Charles had been on the lake about twenty minutes when he called his wife, Tina, and not so jokingly said he wanted them to move there. It is that beautiful. The best news was, we all had a great time and he felt comfortable Wanda could make her own decisions about this relationship. One in-law down, one to go.
Every three or four years, it seems, I work an event called the Florida Strawberry Festival in Plant City, Florida. It’s a huge festival in that area, which includes Valdosta, Georgia, where Wanda’s parents lived. I was on a collision course with the other half of Wanda’s parents. I was determined to make her see how happy Wanda and I were. Her blessing would be crucial. By the time I left Florida, she would either accept me or kill me, I figured.
Having never met Clomenteen (Tina) Miller, I really had no idea which option—accept or kill—was most likely. But from our first telephone encounter, I knew Tina was a no-nonsense person. When it came to her girls, there were no exceptions—they came first. She would speak her mind freely and let you know the truth about how she felt. I must admit I liked that about her. There would be no room for misunderstanding. She and Charles were the salt of the earth. They had worked very hard to give both Tonia and Wanda a good perspective on what life was like. Now I felt like I had come in and thrown a monkey wrench into their dreams for their girls.
For forty years or so, Charles Miller had worked for the railroad as a conductor and as the main man in the caboose. His life had been, and still is to some extent, trains. This job required that he be gone from home quite a bit, but when he was in Valdosta, he forgot about the trains, and his girls were his life. Tina had a lot of time at home while the girls were in school with not a lot to do, so she had taken up cutting hair as a pastime and had become very good and very well respected in the area.
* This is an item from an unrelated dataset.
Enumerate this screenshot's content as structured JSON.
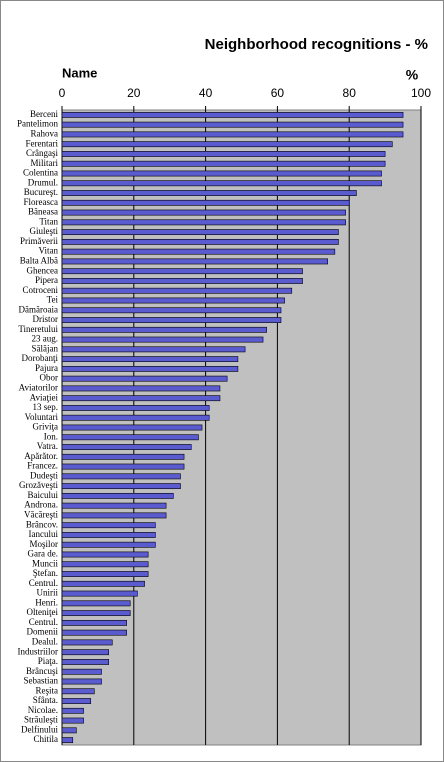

Our fateful meeting took place in Plant City, a large outdoor venue with a series of big dressing rooms. Wanda and I were set up for her to give me a haircut in one of these dressing rooms. (Wanda has cut my hair for the twenty years I’ve known her.) When Tina came in, I was surprised and shocked. This was not how I had hoped our first meeting would be. As I started to stand up for Wanda to introduce us, Tina politely said, “Keep your seat,” and I did. As she came around behind me, I noticed she had taken the scissors from Wanda.